Wednesday, January 30, 2008

Confusion

Women and men are worse off today than our parents may have been. How, you ask? Yes, there is the whole devaluation of the dollar, the shrinking of the middle class, blah, blah, blah. But the real confusion, the kind that can pit one spouse against the other, occurs because gender roles for men and women are no longer so clearly defined. The patriarchal world, the one our mothers understood and maneuvered, has been scrambled, jumbled, and messed up, leaving all of us scratching our heads. This is the age when the Metrosexual Male, those men in touch with their feminine side, is a part of our consciousness about male identity. We now know there is a distinction between swishy men and those simply into good grooming practices. This gender confusion now makes a marriage a constant battle ground as we try to figure out what our roles are supposed to be.

Most of my friends in LA had no such concerns. They seemed content to stay at home, assuming traditional roles, the very roles Betty Friedan and others had fought against. Most seemed relieved actually to be able to stay at home, even if they were bored witless by the lack of intellectual strenuousness in this 'privilege'. Now that I think about it, most never, ever voiced concern at all. It was more of a collective sigh of relief that they'd found a man, caught a man, and thank goodness he's a good earner, and can now stay at home being taken care of by this very man. It was all a bit disturbing, as if the last forty or so years since the ardent feminists had argued more for our sex had never occurred.

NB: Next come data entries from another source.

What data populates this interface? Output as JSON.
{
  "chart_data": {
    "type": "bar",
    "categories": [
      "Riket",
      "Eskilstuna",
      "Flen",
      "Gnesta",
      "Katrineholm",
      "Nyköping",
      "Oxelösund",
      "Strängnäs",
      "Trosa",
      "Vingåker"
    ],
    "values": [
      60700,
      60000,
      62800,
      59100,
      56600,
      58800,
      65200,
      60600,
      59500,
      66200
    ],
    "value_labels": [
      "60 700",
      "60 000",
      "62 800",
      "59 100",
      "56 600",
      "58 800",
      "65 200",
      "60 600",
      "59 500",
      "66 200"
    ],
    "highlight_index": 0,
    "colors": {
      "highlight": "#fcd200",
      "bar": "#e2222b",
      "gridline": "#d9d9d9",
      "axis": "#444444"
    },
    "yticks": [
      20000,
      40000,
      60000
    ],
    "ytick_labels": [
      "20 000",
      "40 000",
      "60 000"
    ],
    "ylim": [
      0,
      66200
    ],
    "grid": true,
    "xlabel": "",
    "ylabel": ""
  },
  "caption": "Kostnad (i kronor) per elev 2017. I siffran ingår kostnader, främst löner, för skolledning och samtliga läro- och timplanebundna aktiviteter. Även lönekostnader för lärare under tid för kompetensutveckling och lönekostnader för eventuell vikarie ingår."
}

Some could argue that educational levels may play a part in a woman's satisfaction or dissatisfaction with their marriage. The more educated you are, the less likely you are to be satisfied. And certainly not to stay at home playing the dutiful wife. Sad, isn't it? The higher your degree, the certainty of your unhappiness. When I look back on this particular group of friends from LA, most had a BA, although some couldn't even claim that. Very few had anything beyond a BA. Most had worked, but seemed to be happy to not have to do it again. Some even had lucrative careers, financially, if not all that stimulating. One could say they were happy to have avoided a life of the middling management life by getting married. And most could never understand what it was I did with my time when I claimed, 'to be working.'

The writing life is a mystery for most people, other than other writers. We do this thing, most people aren't really capable of doing, alone, for hours on end. The end product may or may not get published, thereby adding a sense of futility or, if one is so inclined, as masturbatory. We are a world where productivity has to match some result. But the writing life is one where such artificial expectations defeat the whole purpose of this thing you are driven to do.


My marriage sometimes feels like an archaeological expedition as we try to dig out clearly defined roles for both husband and wife. Our search and negotiation is all the more vexing because of the ephemeral quality of my work. What's worse for my dear husband is the fact I was raised by parents, despite being Asian, who are ardent feminists. I was told my entire life that a woman's happiness depends on her ability to carve out a separate identity from wife and mother. That really, men may leave, and children will definitely leave, therefore you'd better have something of your own or you are screwed. This also went along with all women should absolutely have money of their own. The idea of a woman's financial life being dictated by a man is absolute anathema to them, and would be a signal of failure.

With such pressure, you can imagine the sense of urgency in our search for our respective roles as husband and wife. And how complicated it all becomes since I view my career and the productivity of my writing life as important as his. Sometimes when we've gone around and around about these very issues, I secretly wish I could be more like my friends, those content with being just a wife and mother. This secret wish lasts a nanosecond once I recall the underlying boredom and unhappiness each exhibited, sometimes unwittingly. But nonetheless, I do harbor it, every so often.

Life would be so much easier if our roles for husbands and wives, were clearer less amorphous. But it seems all of it gets murkier each year, all of us floundering around trying to figure it all out for ourselves. I suspect divorces will start to occur with some frequency in the next five years. Whether or not they will be the result of the confusion in gender roles still remains to be seen. All I know is the archaeological expedition seems to go on and on, each year bringing a new territory to be explored.